Recently, Nvidia unveiled significant enhancements to its NeMo Guardrails technology aimed at meeting the evolving requirements of agentic AI. The core concept of these guardrails is to instate a framework for policies and controls that govern large language models (LLMs), effectively safeguarding against unauthorized and unintended outputs. This guardrail approach has gained traction among numerous industry players, notably including AWS.
Nvidia’s latest updates to NeMo Guardrails simplify deployment for organizations while offering more nuanced control options. Now available as Nvidia Inference Microservices (NIM), these guardrails are optimized specifically for use with Nvidia’s GPUs. Moreover, enterprises can take advantage of three additional NIM services focusing on content safety, topic management, and detection of bypass attempts. These advancements target agentic AI applications rather than solely individual LLMs.
Kari Briski, Vice President of Enterprise AI Models at Nvidia, elaborated during a press briefing: “Our focus has shifted from mere model safeguards to encompassing the entire system.”
The adoption of agentic AI is poised to be a major trend heading into 2025.
Despite its numerous advantages, integrating agentic AI introduces new challenges related to security protocols, data privacy standards, and governance issues—all potential hurdles that could hinder implementation efforts.
The introduction of three new Network Interface Modules (NIMs) under NeMo Guardrails aims to tackle some prevalent issues:
- Content Safety NIM: Drawing from an extensive dataset featuring 35,000 meticulously annotated samples from Nvidia’s Aegis program designed explicitly to filter out hazardous or unethical content.
- Topic Control NIM: Ensures that all interactions stay within designated topical realms thereby curbing undesired information leakage or distractions during conversations.
- Jailbreak Detection NIM: This component thwarts clever evasion methods by monitoring training insights derived from 17,000 previously identified jailbreak instances.
The task of securing systems involving agentic AIs presents considerable complexity due to their multi-agent configurations and interconnected LLMs.
An illustrative scenario provided by Briski involves a retail customer service situation where users engage concurrently with several agents—a reasoning-based LLM alongside both retrieval-augmented generation (RAG) functionalities and a dedicated customer support assistant—all necessary for efficient assistance delivery.
“Given varying user interactions across multiple agents or models,” noted Briski. “Every distinct interaction necessitates specific guardrail implementations.” While she acknowledged this complexity as daunting, she also emphasized that one objective behind introducing NeMo Guardrail NIMs is simplifying this process for businesses.
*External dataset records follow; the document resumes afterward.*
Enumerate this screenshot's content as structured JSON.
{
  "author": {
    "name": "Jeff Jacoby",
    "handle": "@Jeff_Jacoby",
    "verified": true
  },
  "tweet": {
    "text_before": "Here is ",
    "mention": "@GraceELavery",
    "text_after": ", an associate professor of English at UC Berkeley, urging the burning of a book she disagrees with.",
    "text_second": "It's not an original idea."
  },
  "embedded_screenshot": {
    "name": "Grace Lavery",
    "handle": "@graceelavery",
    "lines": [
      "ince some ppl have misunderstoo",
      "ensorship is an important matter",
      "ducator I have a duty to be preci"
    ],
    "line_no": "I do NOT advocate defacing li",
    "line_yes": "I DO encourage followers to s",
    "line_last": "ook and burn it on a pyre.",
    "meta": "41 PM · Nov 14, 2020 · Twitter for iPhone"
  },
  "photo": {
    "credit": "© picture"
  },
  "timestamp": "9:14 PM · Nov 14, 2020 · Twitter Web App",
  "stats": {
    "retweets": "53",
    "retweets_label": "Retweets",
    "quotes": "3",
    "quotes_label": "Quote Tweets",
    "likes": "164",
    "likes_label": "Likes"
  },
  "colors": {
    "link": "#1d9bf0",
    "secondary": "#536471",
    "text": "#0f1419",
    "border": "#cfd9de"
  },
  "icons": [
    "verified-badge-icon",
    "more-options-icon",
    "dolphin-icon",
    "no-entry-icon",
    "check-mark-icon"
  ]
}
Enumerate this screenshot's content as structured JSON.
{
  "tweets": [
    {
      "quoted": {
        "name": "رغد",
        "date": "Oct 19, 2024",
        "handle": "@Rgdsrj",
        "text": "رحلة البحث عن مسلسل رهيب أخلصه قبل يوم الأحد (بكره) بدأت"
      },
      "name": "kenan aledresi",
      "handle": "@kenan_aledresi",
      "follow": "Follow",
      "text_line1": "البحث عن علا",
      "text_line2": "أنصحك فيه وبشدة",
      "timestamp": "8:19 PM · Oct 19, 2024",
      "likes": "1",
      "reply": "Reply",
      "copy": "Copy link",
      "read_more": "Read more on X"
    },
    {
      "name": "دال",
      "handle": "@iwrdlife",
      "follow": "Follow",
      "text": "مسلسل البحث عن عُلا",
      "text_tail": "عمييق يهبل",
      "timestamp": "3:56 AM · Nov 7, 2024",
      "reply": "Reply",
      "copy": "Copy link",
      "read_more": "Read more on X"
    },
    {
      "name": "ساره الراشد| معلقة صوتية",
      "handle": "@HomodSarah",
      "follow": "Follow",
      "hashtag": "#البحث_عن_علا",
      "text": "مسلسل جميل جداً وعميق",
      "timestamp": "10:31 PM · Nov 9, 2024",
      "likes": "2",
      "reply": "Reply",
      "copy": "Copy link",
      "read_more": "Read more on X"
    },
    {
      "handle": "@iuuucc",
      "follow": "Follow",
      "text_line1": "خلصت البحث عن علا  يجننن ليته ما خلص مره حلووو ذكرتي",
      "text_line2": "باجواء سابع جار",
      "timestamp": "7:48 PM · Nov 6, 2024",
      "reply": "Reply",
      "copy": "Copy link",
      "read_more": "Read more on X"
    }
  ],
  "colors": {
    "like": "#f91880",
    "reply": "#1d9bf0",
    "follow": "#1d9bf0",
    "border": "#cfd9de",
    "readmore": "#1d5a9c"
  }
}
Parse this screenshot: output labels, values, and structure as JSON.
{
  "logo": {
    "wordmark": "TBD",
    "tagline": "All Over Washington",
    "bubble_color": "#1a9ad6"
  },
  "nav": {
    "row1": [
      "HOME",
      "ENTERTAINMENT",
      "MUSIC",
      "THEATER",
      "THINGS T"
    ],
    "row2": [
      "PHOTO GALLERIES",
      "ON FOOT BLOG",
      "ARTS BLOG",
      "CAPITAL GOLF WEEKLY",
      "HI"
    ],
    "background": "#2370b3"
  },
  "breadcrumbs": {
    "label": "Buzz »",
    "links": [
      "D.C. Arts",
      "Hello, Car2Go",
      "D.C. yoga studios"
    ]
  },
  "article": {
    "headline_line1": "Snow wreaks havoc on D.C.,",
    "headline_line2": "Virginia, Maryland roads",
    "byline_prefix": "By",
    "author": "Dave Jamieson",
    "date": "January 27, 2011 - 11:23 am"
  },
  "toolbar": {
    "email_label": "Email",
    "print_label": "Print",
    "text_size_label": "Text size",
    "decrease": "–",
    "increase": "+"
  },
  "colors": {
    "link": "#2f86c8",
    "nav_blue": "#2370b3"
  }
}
As part of this launch initiative today—blueprints demonstrating varied deployment scenarios across different domains like retail customer service have been made available.”
A paramount concern facing enterprises when implementing agentic AIs revolves around performance metrics.
Briski pointed out potential latency issues when embedding guard rails within systems.
“Initial attempts at implementing guards would often involve utilizing larger-scale LLM architectures,” she clarified.
Currently optimized versions of the newly updated NeMo Guardrail
NIMs aim at addressing these latency considerations; early tests indicate businesses can achieve up
to 50% increased protective measures without substantial delays—instead only adding about half a second
to response times.
“The importance lies not only on single-agent environments but how various agents function collectively
in an overarching system,” emphasized Briski.
For organizations interested in deploying Nvidia’s advanced NeMo Guardrail NIM solutions tailored specifically
for agential AIs—the offerings are currently accessible through an enterprise license priced at $4,
500 annually per GPU—developers can also explore limited trials under open-source licensing conditions via build.nvidia.com.